From my experiences serving as the chaplain for Poverty Initiative Leadership Schools I truly believe that “soul care” is essential to building and sustaining a “movement to end poverty led by the poor”. Community organizers, ministers, activist, social workers and non-profit directors all have concerns about their work, families and purposes. Providing chaplains who are rooted in the movement to “watch and pray” can help protect against burnout and co-optation. Chaplains can also provide a practical way in which clergy can contribute to a social movement. I think the role of chaplain is cornerstone to this movement. Catholic priest and author Henri Nouwen stated it best when he wrote:
“Our own experience with loneliness, depression, and fear can become a gift for others, especially when we have received good care. As long as our wounds are open and bleeding, we scare others away.
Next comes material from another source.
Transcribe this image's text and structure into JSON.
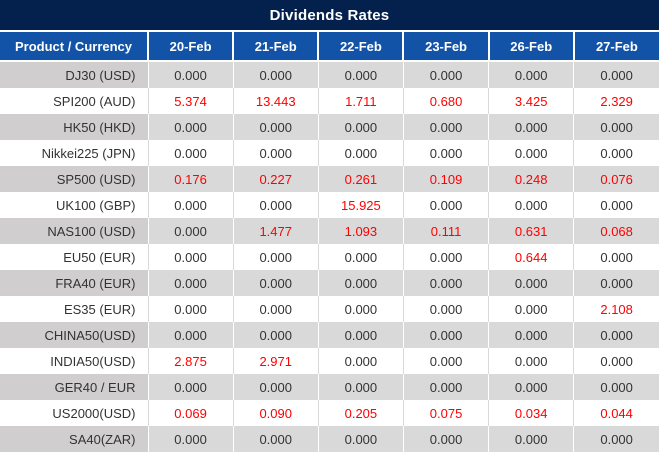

But after someone has carefully tended to our wounds, they no longer frighten us or others. When we experience the healing presence of another person, we can discover our own gifts of healing. Then our wounds allow us to enter into a deep solidarity with our wounded brothers and sisters. To enter into solidarity with a suffering person does not mean that we have to talk with that person about our own suffering. Speaking about our own pain is seldom helpful for someone who is in pain. A wounded healer is someone who can listen to a person in pain without having to speak about his or her own wounds. When we have lived through a painful depression, we can listen with great attentiveness and love to a depressed friend without mentioning our experience. Mostly it is better not to direct a suffering person’s attention to ourselves. We have to trust that our own bandaged wounds will allow us to listen to others with our whole beings. That is healing.”
As a Poverty Scholar who has experienced the wounds of poverty first hand and found my faith while living in one of twelve poorest communities in New York City my job as a chaplain is to pass on the healing I gained from this movement, enter into solidarity with other poor people and listen with my whole being so that I can help build the “freedom church of the poor”.